I know that there are hardware random number generators that naturally produce Gaussian distributions. For example, thermal electronic noise from active and passive components often shows Gaussian behaviour. Also some optical random number generators are known to produce unpredictable and normally distributed random numbers.

My question is: could Gaussian hardware random number generators play a role in adding the Gaussian noise required for the security of lattice-based cryptography?

Or is there something fundamental that I am missing about how these Gaussian sampler must be built? Perhaps related to the choice of the standard deviation? Or because some determinism is preferred?

Any help in understanding this would be helpful, and also any instruction to where to find a good, (simple :-D ) introduction to Gaussian sampling in lattice-based cryptography.

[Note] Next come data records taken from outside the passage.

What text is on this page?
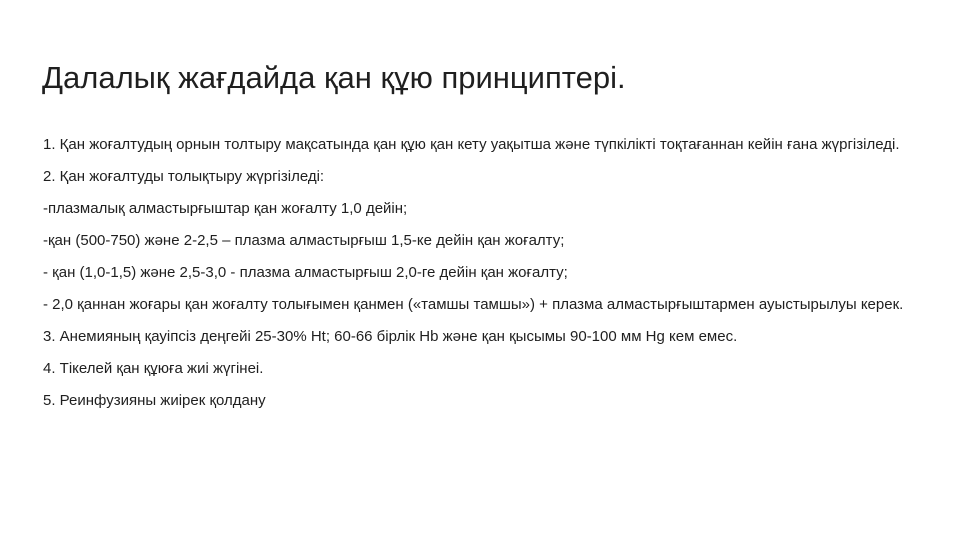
Далалық жағдайда қан құю принциптері.

1. Қан жоғалтудың орнын толтыру мақсатында қан құю қан кету уақытша және түпкілікті тоқтағаннан кейін ғана жүргізіледі.

2. Қан жоғалтуды толықтыру жүргізіледі:

-плазмалық алмастырғыштар қан жоғалту 1,0 дейін;

-қан (500-750) және 2-2,5 – плазма алмастырғыш 1,5-ке дейін қан жоғалту;

- қан (1,0-1,5) және 2,5-3,0 - плазма алмастырғыш 2,0-ге дейін қан жоғалту;

- 2,0 қаннан жоғары қан жоғалту толығымен қанмен («тамшы тамшы») + плазма алмастырғыштармен ауыстырылуы керек.

3. Анемияның қауіпсіз деңгейі 25-30% Ht; 60-66 бірлік Hb және қан қысымы 90-100 мм Hg кем емес.

4. Тікелей қан құюға жиі жүгінеі.

5. Реинфузияны жиірек қолдану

I am very new to the field, so forgive me if I said anything imprecise or incorrect

Kind Regards, Rafa

You are confusing discrete Gaussian sampling with Gaussian sampling. A discrete Gaussian of parameters $$\mu, \sigma$$ is a random variable supported on $$\mathbb{Z}$$ with pmf: $$\Pr[X = k]\propto \exp(-\pi \|x-\mu\|^2/\sigma^2)$$ A continuous Gaussian of parameters $$\mu, \sigma$$ is a random variable supported on $$\mathbb{R}$$ with pdf: $$\Pr[X = r] \propto\exp(-\pi \|x - \mu\|^2/\sigma^2)$$ One natural hope would be that discrete Gaussians are simply "Continuous Gaussians rounded to the nearest integer". This is not the case (one is left with two distributions which, while similar, are not identical. One particular difference is that I don't believe the sum of two rounded Gaussians is rounded Gaussian, but under suitable restrictions this holds for discrete Gaussians). That being said one can adapt certain proofs to use "rounded Gaussians", which this paper by Hulsing et al. does.